Il est ainsi prévu explicitement que l'étranger peut demander à être assisté par un avocat, que l'avocat peut, dès son arrivée, communiquer pendant trente minutes avec la personne retenue, que l'étranger retenu peut demander que l'avocat assiste à ses auditions au cours desquelles celui-ci peut prendre des notes et qu'à la fin de la retenue l'avocat peut, à sa demande, consulter le procès-verbal de retenue ainsi que le certificat médical annexé. La première audition ne pourra débuter sans la présence de l'avocat avant l'expiration d'un délai d'une heure, sauf si elle porte uniquement sur les éléments d'identité.
"UNE AVANCÉE EXTRÊMEMENT IMPORTANTE"
S'il a reconnu "une avancée extrêmement importante" avec ces amendements, le chef de file des députés radicaux de gauche, Roger-Gérard Schwartzenberg, a pointé avec insistance un traitement moins favorable à ses yeux pour les sans-papiers retenus que pour les gardés à vue, vu la possibilité d'une audition pendant une heure sans présence d'un avocat sur les éléments d'identité, "cœur de cible" à ses yeux des auditions dans le cas de la retenue.
Le rapporteur du projet de loi, Yann Galut (PS), a martelé qu'"il n'y a pas de différence" car, "pour la garde à vue, cela se passe de la même manière", donnant notamment lecture du code pénal à l'appui de son argumentation.

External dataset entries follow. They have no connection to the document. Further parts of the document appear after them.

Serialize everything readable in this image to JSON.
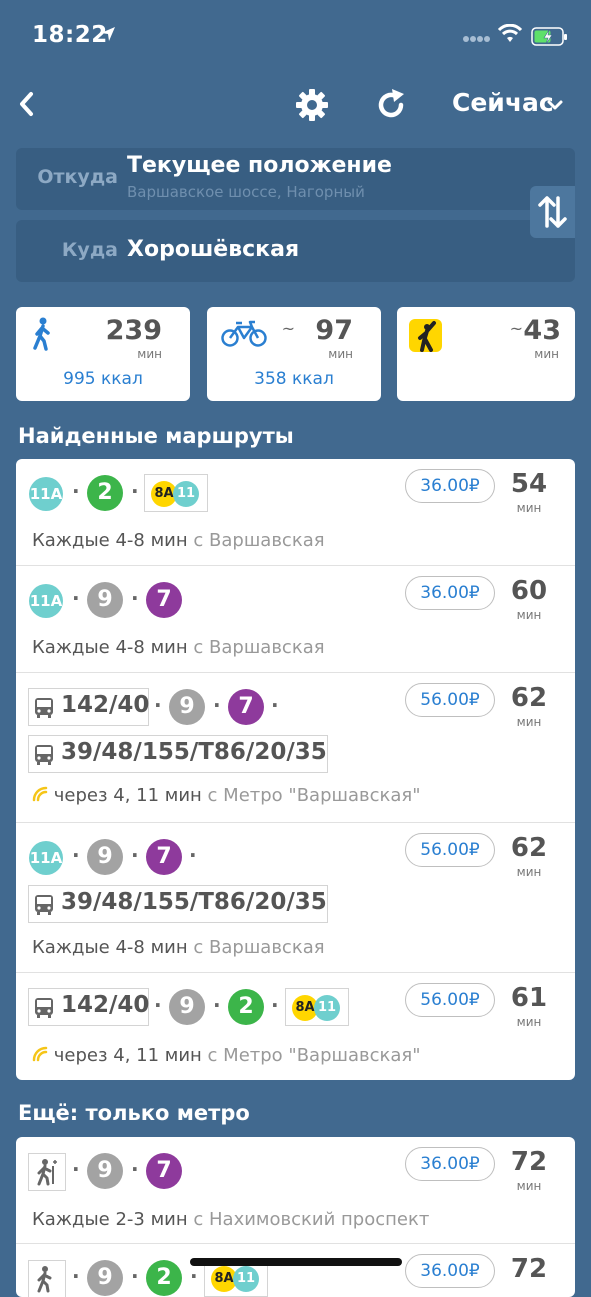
{
  "status_bar": {
    "time": "18:22"
  },
  "topbar": {
    "time_mode": "Сейчас"
  },
  "from": {
    "label": "Откуда",
    "value": "Текущее положение",
    "address": "Варшавское шоссе, Нагорный"
  },
  "to": {
    "label": "Куда",
    "value": "Хорошёвская"
  },
  "modes": {
    "walk": {
      "time": "239",
      "unit": "мин",
      "kcal": "995 ккал"
    },
    "bike": {
      "tilde": "~",
      "time": "97",
      "unit": "мин",
      "kcal": "358 ккал"
    },
    "taxi": {
      "tilde": "~",
      "time": "43",
      "unit": "мин"
    }
  },
  "found_title": "Найденные маршруты",
  "routes": [
    {
      "badges": [
        "11A",
        "2"
      ],
      "combo": [
        "8A",
        "11"
      ],
      "price": "36.00₽",
      "time": "54",
      "unit": "мин",
      "freq": "Каждые 4-8 мин",
      "from": "с Варшавская"
    },
    {
      "badges": [
        "11A",
        "9",
        "7"
      ],
      "price": "36.00₽",
      "time": "60",
      "unit": "мин",
      "freq": "Каждые 4-8 мин",
      "from": "с Варшавская"
    },
    {
      "bus1": "142/40",
      "badges": [
        "9",
        "7"
      ],
      "bus2": "39/48/155/Т86/20/35",
      "price": "56.00₽",
      "time": "62",
      "unit": "мин",
      "rt": "через 4, 11 мин",
      "from": "с Метро \"Варшавская\""
    },
    {
      "badges": [
        "11A",
        "9",
        "7"
      ],
      "bus2": "39/48/155/Т86/20/35",
      "price": "56.00₽",
      "time": "62",
      "unit": "мин",
      "freq": "Каждые 4-8 мин",
      "from": "с Варшавская"
    },
    {
      "bus1": "142/40",
      "badges": [
        "9",
        "2"
      ],
      "combo": [
        "8A",
        "11"
      ],
      "price": "56.00₽",
      "time": "61",
      "unit": "мин",
      "rt": "через 4, 11 мин",
      "from": "с Метро \"Варшавская\""
    }
  ],
  "metro_title": "Ещё: только метро",
  "metro_routes": [
    {
      "badges": [
        "9",
        "7"
      ],
      "price": "36.00₽",
      "time": "72",
      "unit": "мин",
      "freq": "Каждые 2-3 мин",
      "from": "с Нахимовский проспект"
    },
    {
      "badges": [
        "9",
        "2"
      ],
      "combo": [
        "8A",
        "11"
      ],
      "price": "36.00₽",
      "time": "72"
    }
  ],
  "colors": {
    "background": "#41698f",
    "line_11A": "#6fcfce",
    "line_2": "#3cb54a",
    "line_9": "#a3a3a3",
    "line_7": "#8e3a9c",
    "line_8A": "#ffd600",
    "accent": "#2a7fd1"
  }
}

La socialiste Sandrine Mazetier a jugé "dommage" la réaction de M. Schwartzenberg, faisant valoir que "le gouvernement a vraiment fait un effort d'écoute et de réponse à la demande de plusieurs groupes".
Un sous-amendement défendu par l'écologiste Sergio Coronado a aussi été adopté pour permette que l'avocat puisse formuler des observations écrites qui seront annexées au procès-verbal. Egalement votés, deux amendements PS précisant la situation des enfants, qu'ils aient ou non accompagné leur parent lors de son placement en retenue.